I suspect every solution you'll find which involves sending a single copy of the code will have a patched copy of llvm embedded in said install.exe, which ideally compiles the kernels to whatever is around locally at install time, but otherwise does so at application run time. It's not loads of fun deriving a program from llvm but it has been done a lot of times now.
> Shipping compiled code works fine if you have a finite set of kernels. Just build everything for every target, gzip the result and send it out. People are a bit reluctant to do that because there are lots of copies of essentially the same information in the result.
That's kind of the point, you have to build everything for a lot of different targets. And what happens a year from now when the client have bought the latest GPU and wants to run the same program on that? Not having an intermediary compile target like RTX is a big downside, although I guess it didn't matter for Frontier.
I can't find any solution, AdaptiveCpp seems like the best option but they say Windows support is highly experimental because they depend on a patched llvm, and they only mention OpenMP and Cuda backends anyway. Seems like Cuda is still the best Windows option.
There's a degree of moving the goalposts there.
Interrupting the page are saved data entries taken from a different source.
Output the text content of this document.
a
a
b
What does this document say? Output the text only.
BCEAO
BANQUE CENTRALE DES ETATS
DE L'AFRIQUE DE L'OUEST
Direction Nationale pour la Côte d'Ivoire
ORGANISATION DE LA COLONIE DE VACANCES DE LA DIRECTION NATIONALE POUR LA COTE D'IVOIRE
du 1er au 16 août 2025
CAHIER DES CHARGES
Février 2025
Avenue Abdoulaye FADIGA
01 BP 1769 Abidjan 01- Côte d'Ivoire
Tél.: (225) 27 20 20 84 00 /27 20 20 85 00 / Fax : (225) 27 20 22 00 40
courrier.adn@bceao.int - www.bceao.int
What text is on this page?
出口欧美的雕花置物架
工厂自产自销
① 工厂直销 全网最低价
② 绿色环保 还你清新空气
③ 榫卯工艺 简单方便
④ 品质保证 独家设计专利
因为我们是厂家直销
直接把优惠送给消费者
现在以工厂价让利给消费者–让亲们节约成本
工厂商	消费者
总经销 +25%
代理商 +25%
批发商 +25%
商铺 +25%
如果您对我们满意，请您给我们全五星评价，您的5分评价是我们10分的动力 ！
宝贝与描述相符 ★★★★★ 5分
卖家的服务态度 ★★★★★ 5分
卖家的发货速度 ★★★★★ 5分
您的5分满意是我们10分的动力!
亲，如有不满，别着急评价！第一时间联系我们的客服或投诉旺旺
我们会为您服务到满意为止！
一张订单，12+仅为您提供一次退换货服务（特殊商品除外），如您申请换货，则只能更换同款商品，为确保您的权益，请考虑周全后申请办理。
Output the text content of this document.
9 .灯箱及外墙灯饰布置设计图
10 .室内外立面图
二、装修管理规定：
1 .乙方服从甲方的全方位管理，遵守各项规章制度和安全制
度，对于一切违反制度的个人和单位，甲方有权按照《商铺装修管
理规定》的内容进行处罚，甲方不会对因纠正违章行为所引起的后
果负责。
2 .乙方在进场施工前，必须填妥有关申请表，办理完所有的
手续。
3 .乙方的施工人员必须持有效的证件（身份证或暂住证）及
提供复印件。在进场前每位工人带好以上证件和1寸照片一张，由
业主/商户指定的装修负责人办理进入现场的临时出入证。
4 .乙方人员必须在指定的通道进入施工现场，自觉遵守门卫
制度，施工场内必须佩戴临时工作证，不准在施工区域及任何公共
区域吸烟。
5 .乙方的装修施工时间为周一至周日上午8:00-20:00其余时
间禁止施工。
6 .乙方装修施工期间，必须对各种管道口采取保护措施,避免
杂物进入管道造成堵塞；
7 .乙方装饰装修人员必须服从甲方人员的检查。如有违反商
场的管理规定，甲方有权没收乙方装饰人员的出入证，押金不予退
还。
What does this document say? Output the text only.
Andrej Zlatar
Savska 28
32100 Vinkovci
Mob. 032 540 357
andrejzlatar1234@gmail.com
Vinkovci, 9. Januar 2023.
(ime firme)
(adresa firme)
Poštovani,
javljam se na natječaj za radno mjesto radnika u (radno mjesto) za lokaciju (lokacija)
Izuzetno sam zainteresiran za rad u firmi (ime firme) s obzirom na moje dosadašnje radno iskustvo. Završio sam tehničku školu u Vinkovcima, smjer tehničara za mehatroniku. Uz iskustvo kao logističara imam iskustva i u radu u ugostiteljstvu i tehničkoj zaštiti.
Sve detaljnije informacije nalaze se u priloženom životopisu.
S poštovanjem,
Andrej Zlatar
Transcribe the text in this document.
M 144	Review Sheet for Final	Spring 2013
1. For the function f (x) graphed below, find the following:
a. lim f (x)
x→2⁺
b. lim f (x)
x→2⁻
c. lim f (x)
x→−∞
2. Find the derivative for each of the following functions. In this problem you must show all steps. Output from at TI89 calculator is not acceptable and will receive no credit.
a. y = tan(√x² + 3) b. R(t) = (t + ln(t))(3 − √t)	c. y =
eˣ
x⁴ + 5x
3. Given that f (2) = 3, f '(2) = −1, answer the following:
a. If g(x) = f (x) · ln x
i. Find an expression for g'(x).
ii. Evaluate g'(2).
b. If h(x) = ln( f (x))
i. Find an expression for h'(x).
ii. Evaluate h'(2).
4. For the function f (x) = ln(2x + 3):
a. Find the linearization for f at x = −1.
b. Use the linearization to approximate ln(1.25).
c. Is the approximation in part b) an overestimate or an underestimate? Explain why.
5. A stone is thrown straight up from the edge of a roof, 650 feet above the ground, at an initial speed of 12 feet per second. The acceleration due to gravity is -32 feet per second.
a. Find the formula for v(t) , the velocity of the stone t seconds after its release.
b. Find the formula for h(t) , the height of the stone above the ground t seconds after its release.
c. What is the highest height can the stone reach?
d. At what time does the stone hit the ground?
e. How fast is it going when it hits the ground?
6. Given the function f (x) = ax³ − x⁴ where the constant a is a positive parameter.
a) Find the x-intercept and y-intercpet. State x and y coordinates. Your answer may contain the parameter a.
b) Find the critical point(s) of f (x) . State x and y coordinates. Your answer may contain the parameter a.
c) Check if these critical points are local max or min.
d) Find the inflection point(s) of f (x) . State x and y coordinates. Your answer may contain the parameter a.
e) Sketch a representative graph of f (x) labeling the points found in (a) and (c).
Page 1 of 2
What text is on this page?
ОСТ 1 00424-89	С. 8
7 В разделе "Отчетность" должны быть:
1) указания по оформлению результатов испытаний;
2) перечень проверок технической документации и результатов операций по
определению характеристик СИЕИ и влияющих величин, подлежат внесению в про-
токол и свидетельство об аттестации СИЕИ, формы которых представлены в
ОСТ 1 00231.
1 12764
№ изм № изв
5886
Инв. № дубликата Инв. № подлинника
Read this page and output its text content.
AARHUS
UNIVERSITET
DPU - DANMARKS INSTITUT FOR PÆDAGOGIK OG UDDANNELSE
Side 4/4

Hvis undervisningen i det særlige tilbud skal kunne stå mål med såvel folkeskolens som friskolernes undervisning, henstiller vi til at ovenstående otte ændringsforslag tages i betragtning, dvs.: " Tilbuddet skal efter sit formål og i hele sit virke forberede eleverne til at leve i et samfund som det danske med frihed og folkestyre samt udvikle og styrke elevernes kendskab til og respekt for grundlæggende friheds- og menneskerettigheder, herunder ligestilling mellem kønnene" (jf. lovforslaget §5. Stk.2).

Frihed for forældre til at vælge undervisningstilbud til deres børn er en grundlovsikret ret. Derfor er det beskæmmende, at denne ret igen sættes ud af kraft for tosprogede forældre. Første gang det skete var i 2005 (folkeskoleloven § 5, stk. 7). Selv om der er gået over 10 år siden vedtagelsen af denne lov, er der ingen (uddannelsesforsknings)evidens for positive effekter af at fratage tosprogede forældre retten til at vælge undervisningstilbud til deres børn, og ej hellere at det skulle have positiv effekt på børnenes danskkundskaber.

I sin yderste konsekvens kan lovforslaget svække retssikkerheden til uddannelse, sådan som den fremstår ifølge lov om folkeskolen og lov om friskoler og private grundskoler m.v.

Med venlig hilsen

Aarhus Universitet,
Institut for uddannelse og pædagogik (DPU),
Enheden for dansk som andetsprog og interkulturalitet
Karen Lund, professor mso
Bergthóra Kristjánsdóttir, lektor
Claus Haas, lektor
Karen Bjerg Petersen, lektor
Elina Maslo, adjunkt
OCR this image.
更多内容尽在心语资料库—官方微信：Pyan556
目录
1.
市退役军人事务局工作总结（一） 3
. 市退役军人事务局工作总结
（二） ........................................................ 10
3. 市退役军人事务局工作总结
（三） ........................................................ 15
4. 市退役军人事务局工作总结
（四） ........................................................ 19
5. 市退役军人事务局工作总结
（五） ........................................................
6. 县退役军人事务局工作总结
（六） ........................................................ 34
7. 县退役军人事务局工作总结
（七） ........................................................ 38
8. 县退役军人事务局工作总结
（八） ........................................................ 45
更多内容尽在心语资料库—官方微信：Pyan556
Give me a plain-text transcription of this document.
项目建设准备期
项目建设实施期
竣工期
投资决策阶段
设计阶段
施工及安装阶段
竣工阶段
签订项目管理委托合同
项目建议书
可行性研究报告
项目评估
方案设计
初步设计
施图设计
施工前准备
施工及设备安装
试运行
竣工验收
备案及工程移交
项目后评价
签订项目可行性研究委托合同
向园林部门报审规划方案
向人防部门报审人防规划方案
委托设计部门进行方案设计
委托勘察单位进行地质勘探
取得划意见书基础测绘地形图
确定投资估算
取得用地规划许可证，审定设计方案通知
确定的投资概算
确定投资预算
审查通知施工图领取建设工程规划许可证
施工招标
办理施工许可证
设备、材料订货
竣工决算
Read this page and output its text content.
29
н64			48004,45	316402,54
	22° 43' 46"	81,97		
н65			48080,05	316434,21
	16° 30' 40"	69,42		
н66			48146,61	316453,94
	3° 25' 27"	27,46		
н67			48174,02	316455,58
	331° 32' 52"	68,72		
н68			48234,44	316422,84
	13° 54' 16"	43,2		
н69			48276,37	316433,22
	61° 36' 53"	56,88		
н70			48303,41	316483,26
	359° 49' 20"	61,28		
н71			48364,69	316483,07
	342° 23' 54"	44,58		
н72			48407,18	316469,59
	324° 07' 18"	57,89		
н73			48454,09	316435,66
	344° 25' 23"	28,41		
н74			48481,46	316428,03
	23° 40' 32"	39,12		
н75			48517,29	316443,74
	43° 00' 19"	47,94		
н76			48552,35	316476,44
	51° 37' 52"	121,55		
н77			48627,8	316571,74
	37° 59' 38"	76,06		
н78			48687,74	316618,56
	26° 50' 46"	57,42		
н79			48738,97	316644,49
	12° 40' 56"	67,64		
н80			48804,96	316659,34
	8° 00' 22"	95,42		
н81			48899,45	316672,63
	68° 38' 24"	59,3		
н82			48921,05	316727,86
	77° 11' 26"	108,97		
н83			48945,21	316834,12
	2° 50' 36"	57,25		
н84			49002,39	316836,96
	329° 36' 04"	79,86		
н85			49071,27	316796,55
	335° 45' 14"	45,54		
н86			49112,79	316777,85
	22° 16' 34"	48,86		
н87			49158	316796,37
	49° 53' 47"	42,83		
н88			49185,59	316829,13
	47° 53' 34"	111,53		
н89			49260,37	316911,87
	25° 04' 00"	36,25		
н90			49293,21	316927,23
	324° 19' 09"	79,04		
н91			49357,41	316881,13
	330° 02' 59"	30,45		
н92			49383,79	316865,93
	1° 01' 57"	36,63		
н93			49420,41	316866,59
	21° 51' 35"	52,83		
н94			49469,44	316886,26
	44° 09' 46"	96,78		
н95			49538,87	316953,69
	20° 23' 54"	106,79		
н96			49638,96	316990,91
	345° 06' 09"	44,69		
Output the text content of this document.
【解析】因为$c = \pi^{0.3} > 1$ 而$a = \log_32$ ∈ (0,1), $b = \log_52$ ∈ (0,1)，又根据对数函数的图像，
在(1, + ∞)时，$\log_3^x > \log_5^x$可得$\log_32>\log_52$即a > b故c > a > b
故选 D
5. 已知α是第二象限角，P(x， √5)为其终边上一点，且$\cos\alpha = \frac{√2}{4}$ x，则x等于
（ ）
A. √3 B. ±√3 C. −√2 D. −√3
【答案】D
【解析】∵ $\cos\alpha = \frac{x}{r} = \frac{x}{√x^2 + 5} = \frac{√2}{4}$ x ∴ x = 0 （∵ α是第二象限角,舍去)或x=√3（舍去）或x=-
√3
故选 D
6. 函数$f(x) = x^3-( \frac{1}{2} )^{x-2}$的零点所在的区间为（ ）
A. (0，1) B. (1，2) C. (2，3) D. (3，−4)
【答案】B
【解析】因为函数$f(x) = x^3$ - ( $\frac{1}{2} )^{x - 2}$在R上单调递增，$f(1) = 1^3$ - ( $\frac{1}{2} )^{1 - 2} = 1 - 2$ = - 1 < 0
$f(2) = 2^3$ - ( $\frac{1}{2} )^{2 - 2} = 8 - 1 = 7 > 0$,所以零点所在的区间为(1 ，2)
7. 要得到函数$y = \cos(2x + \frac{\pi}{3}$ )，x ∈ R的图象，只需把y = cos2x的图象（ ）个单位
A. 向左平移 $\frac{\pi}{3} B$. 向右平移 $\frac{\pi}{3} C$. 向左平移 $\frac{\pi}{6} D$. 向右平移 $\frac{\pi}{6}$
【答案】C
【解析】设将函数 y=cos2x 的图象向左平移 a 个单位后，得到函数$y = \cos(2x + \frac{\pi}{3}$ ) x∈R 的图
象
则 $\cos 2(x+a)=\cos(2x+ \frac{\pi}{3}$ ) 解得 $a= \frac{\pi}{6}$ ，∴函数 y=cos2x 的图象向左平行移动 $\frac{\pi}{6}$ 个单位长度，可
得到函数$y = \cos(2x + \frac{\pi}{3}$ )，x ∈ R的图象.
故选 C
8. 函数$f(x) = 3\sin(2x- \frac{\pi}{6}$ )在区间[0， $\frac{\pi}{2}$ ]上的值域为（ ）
Shipping some machine code today to run on a GPU released tomorrow doesn't work anywhere. Cuda looks like it does provided someone upgrades the cuda installation on the machine after the new GPU is released because the ptx is handled by the cuda runtime. HSAIL was meant to do that on amdgpu but people didn't like it.
That same trick would work on amdgpu - compile to spir-v, wait for a new GPU, upgrade the compiler on the local machine, now you can run that spir-v. The key part is the installing a new JIT which knows what the new hardware is, even if you're not willing to update the program itself. Except that compile to spir-v is slightly off in the weeds for compute kernels at present.
It's tempting to view that as a non-issue. If someone can upgrade the cuda install on the machine, they could upgrade whatever program was running on cuda as well. In practice this seems to annoy people though which is why there's a gradual move toward spir-v, or to shipping llvm IR and rolling the die on the auto-upgrade machinery handling it. Alternatively ship source code and compile it on site, that'll work for people who are willing to apt install a new clang even if they aren't willing to update your program.
> Cuda looks like it does
And that's what matters. It might be seen like moving the goal posts by someone who knows how it works in the background and what kind of work is necessary to support the new architecture, but that's irrelevant to end users. Just like end users didn't care about "true" or "fake" dual cores.
> If someone can upgrade the cuda install on the machine, they could upgrade whatever program was running on cuda as well.
No, because that would mean that all GPGPU developers have to update their code to support the new hardware, instead of just the runtime taking care of it. I think you're more focused on HPC, data centers, and specialized software with active development and a small user base, but how would that work if I wanted to run a image processing program, video encoder, game, photogrammetry, etc, and the developer have lost interest in it years ago? Or if I have written some software and don't want to have to update it because there's a new GPU out? And isn't the cuda runtime installed by default when installing the driver, which auto updates?
> there's a gradual move toward spir-v
It was introduced 9 years ago, what's taking so long?
> Alternatively ship source code and compile it on site, that'll work for people who are willing to apt install a new clang
Doesn't seem to work well on Windows since you need to use a patched Clang, and some developers have a thing about shipping their source code.
On the whole both the developer and the Windows user experience is still very unergonomic, and I really expected the field to have progressed further by now. Nvidia is rightly reaping the reward from their technical investments, but I still hope for a future where I can easily run the same code on any GPU. But I hoped for that 15 years ago.